Constraint Logic Programming - The Constraint Store

The Constraint Store

The constraint store contains the constraints that are currently assumed satisfiable. It can be considered what the current substitution is for regular logic programming. When only tree terms are allowed, the constraint store contains constraints in the form t1=t2; these constraints are simplified by unification, resulting in constraints of the form variable=term; such constraints are equivalent to a substitution.

However, the constraint store may also contain constraints in the form t1!=t2, if the difference != between terms is allowed. When constraints over reals or finite domains are allowed, the constraint store may also contain domain-specific constraints like X+2=Y/2, etc.

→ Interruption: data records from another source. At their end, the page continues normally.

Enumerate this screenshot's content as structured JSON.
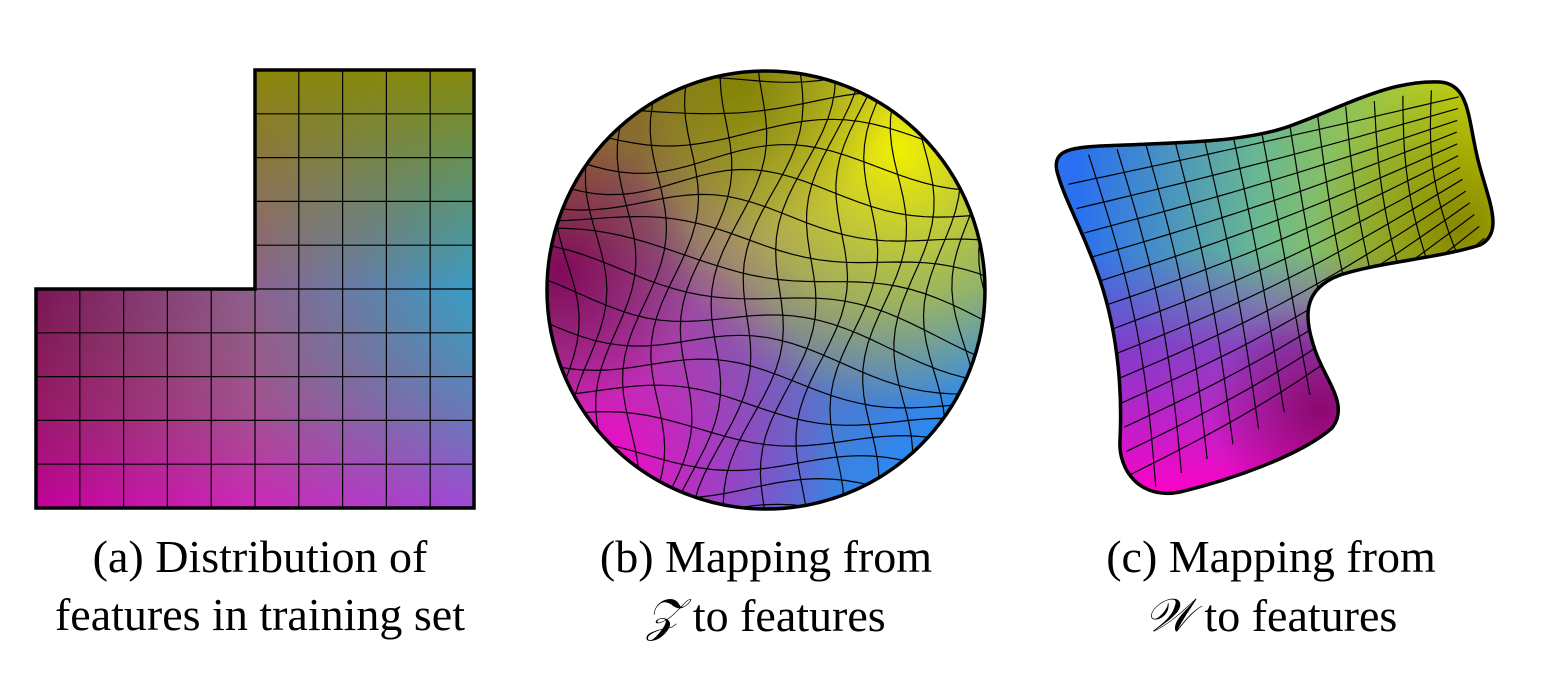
{
  "panels": [
    {
      "id": "a",
      "caption_line1": "(a) Distribution of",
      "caption_line2": "features in training set"
    },
    {
      "id": "b",
      "caption_line1": "(b) Mapping from",
      "caption_symbol": "𝒵",
      "caption_line2_rest": " to features"
    },
    {
      "id": "c",
      "caption_line1": "(c) Mapping from",
      "caption_symbol": "𝒲",
      "caption_line2_rest": " to features"
    }
  ],
  "colors": {
    "top_left": "#7f7f00",
    "top_right": "#ffff00",
    "bottom_left": "#ff00c8",
    "bottom_right": "#1a90ff",
    "mid_left": "#7a0066",
    "center": "#8a5fa0",
    "mid_right": "#3cc8b0",
    "outline": "#000000",
    "grid_line": "#000000"
  }
}
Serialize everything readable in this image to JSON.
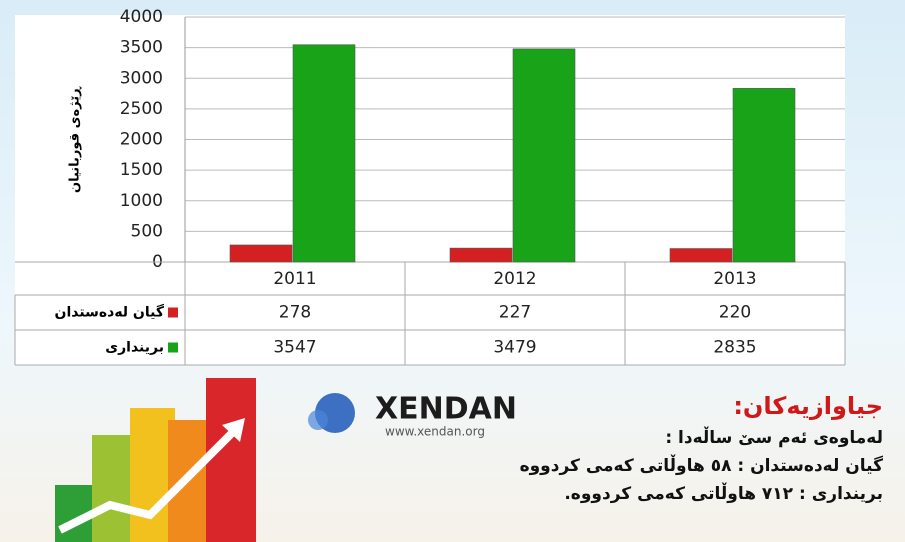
{
  "chart_data": {
    "type": "bar",
    "y_label": "ڕێژەی قوربانیان",
    "categories": [
      "2011",
      "2012",
      "2013"
    ],
    "series": [
      {
        "name": "گیان لەدەستدان",
        "color": "#d42020",
        "values": [
          278,
          227,
          220
        ]
      },
      {
        "name": "بریندارى",
        "color": "#19a319",
        "values": [
          3547,
          3479,
          2835
        ]
      }
    ],
    "ylim": [
      0,
      4000
    ],
    "yticks": [
      0,
      500,
      1000,
      1500,
      2000,
      2500,
      3000,
      3500,
      4000
    ],
    "grid": true
  },
  "logo": {
    "name": "XENDAN",
    "url": "www.xendan.org"
  },
  "notes": {
    "title": "جیاوازیەکان:",
    "lines": [
      "لەماوەی ئەم سێ ساڵەدا :",
      "گیان لەدەستدان : ٥٨ هاوڵاتی کەمی کردووە",
      "بریندارى : ٧١٢ هاوڵاتی کەمی کردووە."
    ]
  }
}
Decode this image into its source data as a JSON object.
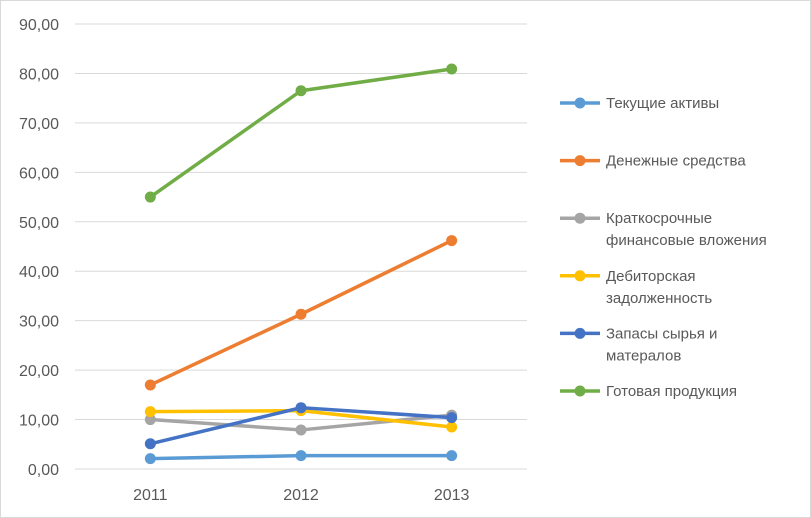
{
  "chart_data": {
    "type": "line",
    "title": "",
    "xlabel": "",
    "ylabel": "",
    "categories": [
      "2011",
      "2012",
      "2013"
    ],
    "y_ticks": [
      "0,00",
      "10,00",
      "20,00",
      "30,00",
      "40,00",
      "50,00",
      "60,00",
      "70,00",
      "80,00",
      "90,00"
    ],
    "ylim": [
      0,
      90
    ],
    "grid": "horizontal",
    "legend_position": "right",
    "series": [
      {
        "name": "Текущие активы",
        "name_lines": [
          "Текущие активы"
        ],
        "color": "#5b9bd5",
        "values": [
          2.1,
          2.7,
          2.7
        ]
      },
      {
        "name": "Денежные средства",
        "name_lines": [
          "Денежные средства"
        ],
        "color": "#ed7d31",
        "values": [
          17.0,
          31.3,
          46.2
        ]
      },
      {
        "name": " Краткосрочные финансовые вложения",
        "name_lines": [
          " Краткосрочные",
          "финансовые вложения"
        ],
        "color": "#a5a5a5",
        "values": [
          10.0,
          7.9,
          10.9
        ]
      },
      {
        "name": "Дебиторская задолженность",
        "name_lines": [
          "Дебиторская",
          "задолженность"
        ],
        "color": "#ffc000",
        "values": [
          11.6,
          11.8,
          8.5
        ]
      },
      {
        "name": " Запасы сырья и матералов",
        "name_lines": [
          " Запасы сырья и",
          "матералов"
        ],
        "color": "#4472c4",
        "values": [
          5.1,
          12.4,
          10.4
        ]
      },
      {
        "name": "Готовая продукция",
        "name_lines": [
          "Готовая продукция"
        ],
        "color": "#70ad47",
        "values": [
          55.0,
          76.5,
          80.9
        ]
      }
    ]
  }
}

The constraint store extends the concept of current substitution in two ways. First, it does not only contain the constraints derived from equating a literal with the head of a fresh variant of a clause, but also the constraints of the body of clauses. Second, it does not only contain constraints of the form variable=value but also constraints on the considered constraint language. While the result of a successful evaluation of a regular logic program is the final substitution, the result for a constraint logic program is the final constraint store, which may contain constraint of the form variable=value but in general may contain arbitrary constraints.

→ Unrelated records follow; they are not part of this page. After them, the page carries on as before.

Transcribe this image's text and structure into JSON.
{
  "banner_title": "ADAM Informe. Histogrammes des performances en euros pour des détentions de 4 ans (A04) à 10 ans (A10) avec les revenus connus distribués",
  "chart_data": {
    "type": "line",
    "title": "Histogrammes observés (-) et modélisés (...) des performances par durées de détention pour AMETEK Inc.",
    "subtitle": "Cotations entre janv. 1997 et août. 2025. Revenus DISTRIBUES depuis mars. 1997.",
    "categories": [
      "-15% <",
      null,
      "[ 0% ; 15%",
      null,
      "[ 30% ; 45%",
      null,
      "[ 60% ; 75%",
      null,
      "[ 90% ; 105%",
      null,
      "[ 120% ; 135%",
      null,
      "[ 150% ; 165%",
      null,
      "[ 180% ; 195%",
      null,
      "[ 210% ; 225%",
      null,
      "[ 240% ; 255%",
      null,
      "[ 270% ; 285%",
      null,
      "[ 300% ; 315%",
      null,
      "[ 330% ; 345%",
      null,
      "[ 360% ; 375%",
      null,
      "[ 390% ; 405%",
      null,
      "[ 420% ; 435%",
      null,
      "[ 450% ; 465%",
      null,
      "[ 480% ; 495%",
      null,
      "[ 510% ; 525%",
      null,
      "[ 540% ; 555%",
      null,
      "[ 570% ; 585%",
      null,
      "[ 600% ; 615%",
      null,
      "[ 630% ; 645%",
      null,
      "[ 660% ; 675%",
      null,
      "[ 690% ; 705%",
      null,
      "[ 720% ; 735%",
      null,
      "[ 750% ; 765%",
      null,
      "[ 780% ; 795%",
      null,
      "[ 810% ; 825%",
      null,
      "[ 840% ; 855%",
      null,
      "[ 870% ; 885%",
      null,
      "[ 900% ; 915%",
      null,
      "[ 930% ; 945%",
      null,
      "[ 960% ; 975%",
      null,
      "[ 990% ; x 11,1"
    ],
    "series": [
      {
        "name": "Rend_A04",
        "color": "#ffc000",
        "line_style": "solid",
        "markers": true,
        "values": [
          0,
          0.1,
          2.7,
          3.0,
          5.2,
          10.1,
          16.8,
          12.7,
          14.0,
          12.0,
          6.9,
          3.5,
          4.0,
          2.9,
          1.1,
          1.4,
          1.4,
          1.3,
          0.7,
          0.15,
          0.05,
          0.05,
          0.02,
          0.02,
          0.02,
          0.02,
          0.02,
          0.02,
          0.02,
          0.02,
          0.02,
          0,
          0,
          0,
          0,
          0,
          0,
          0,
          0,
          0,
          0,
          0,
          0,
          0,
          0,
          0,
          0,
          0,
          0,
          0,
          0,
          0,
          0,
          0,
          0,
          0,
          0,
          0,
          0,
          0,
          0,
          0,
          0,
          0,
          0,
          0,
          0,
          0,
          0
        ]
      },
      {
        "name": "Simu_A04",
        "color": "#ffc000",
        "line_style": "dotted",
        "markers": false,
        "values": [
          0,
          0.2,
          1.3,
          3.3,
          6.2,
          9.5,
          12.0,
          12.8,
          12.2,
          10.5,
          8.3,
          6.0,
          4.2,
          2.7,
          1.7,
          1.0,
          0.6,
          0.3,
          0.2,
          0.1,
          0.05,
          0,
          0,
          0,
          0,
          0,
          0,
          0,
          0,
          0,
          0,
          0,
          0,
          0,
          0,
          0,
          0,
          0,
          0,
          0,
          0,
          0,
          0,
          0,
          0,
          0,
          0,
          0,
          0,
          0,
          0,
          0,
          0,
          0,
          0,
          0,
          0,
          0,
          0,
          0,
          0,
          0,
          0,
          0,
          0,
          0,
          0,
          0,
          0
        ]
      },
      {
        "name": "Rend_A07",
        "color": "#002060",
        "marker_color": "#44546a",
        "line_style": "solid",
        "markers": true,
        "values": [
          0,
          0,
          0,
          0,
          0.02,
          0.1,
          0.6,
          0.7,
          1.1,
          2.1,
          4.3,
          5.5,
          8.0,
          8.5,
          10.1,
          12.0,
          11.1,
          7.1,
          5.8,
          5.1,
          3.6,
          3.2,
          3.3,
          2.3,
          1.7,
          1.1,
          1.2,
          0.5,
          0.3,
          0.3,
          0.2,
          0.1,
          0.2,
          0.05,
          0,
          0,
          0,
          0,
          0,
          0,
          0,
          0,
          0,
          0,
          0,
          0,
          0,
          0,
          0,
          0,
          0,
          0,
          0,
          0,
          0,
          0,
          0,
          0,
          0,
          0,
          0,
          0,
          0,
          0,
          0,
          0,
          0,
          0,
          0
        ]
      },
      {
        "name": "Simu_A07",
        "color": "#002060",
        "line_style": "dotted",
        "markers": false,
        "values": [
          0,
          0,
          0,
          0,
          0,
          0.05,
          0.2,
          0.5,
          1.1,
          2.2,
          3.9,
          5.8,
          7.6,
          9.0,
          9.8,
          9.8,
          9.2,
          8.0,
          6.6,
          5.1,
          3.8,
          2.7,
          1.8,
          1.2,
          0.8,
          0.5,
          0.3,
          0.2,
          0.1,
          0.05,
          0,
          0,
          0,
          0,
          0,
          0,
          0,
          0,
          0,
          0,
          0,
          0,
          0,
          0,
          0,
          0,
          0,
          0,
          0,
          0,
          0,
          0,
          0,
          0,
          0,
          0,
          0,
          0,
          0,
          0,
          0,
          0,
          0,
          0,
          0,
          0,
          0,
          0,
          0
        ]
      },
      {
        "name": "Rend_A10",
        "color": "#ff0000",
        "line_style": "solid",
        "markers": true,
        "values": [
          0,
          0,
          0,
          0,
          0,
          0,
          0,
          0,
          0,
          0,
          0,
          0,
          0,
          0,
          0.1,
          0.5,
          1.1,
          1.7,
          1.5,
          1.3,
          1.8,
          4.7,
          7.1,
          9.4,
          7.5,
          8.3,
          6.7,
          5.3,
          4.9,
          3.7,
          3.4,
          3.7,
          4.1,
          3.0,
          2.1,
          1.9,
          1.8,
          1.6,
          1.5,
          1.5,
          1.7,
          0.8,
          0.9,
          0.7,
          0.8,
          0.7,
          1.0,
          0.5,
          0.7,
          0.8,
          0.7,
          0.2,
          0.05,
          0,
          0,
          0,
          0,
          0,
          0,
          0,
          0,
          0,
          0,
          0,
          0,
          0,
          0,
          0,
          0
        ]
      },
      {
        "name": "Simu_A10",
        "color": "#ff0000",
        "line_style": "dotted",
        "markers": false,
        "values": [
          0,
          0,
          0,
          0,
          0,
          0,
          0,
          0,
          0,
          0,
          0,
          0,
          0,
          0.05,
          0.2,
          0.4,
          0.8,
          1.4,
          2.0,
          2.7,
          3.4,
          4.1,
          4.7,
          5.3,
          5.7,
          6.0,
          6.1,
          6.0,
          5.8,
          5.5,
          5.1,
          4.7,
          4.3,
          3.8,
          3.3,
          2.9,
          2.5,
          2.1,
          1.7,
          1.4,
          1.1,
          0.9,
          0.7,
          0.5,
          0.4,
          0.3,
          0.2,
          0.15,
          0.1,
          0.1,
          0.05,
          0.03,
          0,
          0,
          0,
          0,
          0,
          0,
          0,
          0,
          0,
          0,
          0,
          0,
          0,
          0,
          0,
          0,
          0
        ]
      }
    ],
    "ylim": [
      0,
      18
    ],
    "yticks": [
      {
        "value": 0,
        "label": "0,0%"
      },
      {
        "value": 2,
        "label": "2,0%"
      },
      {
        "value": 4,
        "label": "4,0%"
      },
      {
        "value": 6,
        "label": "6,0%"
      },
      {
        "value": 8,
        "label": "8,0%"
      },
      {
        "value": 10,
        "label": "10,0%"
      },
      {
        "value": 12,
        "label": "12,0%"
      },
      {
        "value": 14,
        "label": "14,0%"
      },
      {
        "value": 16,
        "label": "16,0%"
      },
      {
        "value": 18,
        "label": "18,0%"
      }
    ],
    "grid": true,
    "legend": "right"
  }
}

Domain-specific constraints may come to the constraint store both from the body of a clauses and from equating a literal with a clause head: for example, if the interpreter rewrites the literal A(X+2) with a clause whose fresh variant head is A(Y/2), the constraint X+2=Y/2 is added to the constraint store. If a variable appears in a real or finite domain expression, it can only take a value in the reals or the finite domain. Such a variable cannot take a term made of a functor applied to other terms as a value. The constraint store is unsatisfiable if a variable is bound to take both a value of the specific domain and a functor applied to terms.

After a constraint is added to the constraint store, some operations are performed on the constraint store. Which operations are performed depends on the considered domain and constraints. For example unification is used for finite tree equalities, variable elimination for polynomial equations over reals, constraint propagation to enforce a form of local consistency for finite domains. These operations are aimed at making the constraint store simpler to be checked for satisfiability and solved.

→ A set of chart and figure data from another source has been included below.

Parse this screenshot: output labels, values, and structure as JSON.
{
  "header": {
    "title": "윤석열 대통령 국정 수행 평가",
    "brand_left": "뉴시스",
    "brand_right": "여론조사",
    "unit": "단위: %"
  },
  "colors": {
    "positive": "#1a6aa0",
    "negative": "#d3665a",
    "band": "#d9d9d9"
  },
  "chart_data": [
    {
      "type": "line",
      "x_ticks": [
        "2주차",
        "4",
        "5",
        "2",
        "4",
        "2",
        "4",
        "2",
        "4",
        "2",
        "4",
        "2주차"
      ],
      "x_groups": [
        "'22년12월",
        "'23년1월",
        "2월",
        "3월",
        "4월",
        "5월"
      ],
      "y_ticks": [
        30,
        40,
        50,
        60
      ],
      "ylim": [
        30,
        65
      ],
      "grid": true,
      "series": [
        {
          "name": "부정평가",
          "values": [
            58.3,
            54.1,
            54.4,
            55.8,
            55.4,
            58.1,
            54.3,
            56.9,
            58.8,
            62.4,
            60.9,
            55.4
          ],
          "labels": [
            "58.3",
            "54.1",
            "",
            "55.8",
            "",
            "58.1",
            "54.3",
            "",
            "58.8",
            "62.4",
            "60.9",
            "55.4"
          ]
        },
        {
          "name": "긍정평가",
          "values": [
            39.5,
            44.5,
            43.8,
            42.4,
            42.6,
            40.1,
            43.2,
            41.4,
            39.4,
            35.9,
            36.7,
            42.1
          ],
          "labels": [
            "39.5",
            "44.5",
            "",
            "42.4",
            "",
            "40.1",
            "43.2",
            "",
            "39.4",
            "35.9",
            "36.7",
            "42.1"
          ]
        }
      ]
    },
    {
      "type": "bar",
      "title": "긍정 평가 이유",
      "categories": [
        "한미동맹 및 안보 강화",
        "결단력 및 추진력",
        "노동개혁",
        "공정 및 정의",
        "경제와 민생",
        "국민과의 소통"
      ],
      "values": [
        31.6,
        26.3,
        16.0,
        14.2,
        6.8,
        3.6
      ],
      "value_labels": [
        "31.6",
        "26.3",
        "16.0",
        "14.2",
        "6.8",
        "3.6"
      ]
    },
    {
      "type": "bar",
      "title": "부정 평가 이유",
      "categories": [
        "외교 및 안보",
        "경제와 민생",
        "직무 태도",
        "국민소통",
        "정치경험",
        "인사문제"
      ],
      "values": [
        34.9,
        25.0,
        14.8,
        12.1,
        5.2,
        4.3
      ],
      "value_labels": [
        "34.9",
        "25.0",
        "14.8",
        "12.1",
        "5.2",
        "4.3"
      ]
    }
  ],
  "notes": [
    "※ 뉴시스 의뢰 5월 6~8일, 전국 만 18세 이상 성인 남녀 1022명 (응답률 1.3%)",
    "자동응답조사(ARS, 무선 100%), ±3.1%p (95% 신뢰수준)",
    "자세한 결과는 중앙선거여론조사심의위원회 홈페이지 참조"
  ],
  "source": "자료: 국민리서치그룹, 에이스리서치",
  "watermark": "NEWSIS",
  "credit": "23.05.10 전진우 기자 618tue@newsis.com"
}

As a result of these operations, the addition of new constraints may change the old ones. It is essential that the interpreter is able to undo these changes when it backtracks. The simplest case method is for the interpreter to save the complete state of the store every time it makes a choice (it chooses a clause to rewrite a goal). More efficient methods for allowing the constraint store to return to a previous state exist. In particular, one may just save the changes to the constraint store made between two points of choice, including the changes made to the old constraints. This can be done by simply saving the old value of the constraints that have been modified; this method is called trailing. A more advanced method is to save the changes that have been done on the modified constraints. For example, a linear constraint is changed by modifying its coefficient: saving the difference between the old and new coefficient allows reverting a change. This second method is called semantic backtracking, because the semantics of the change is saved rather than the old version of the constraints only.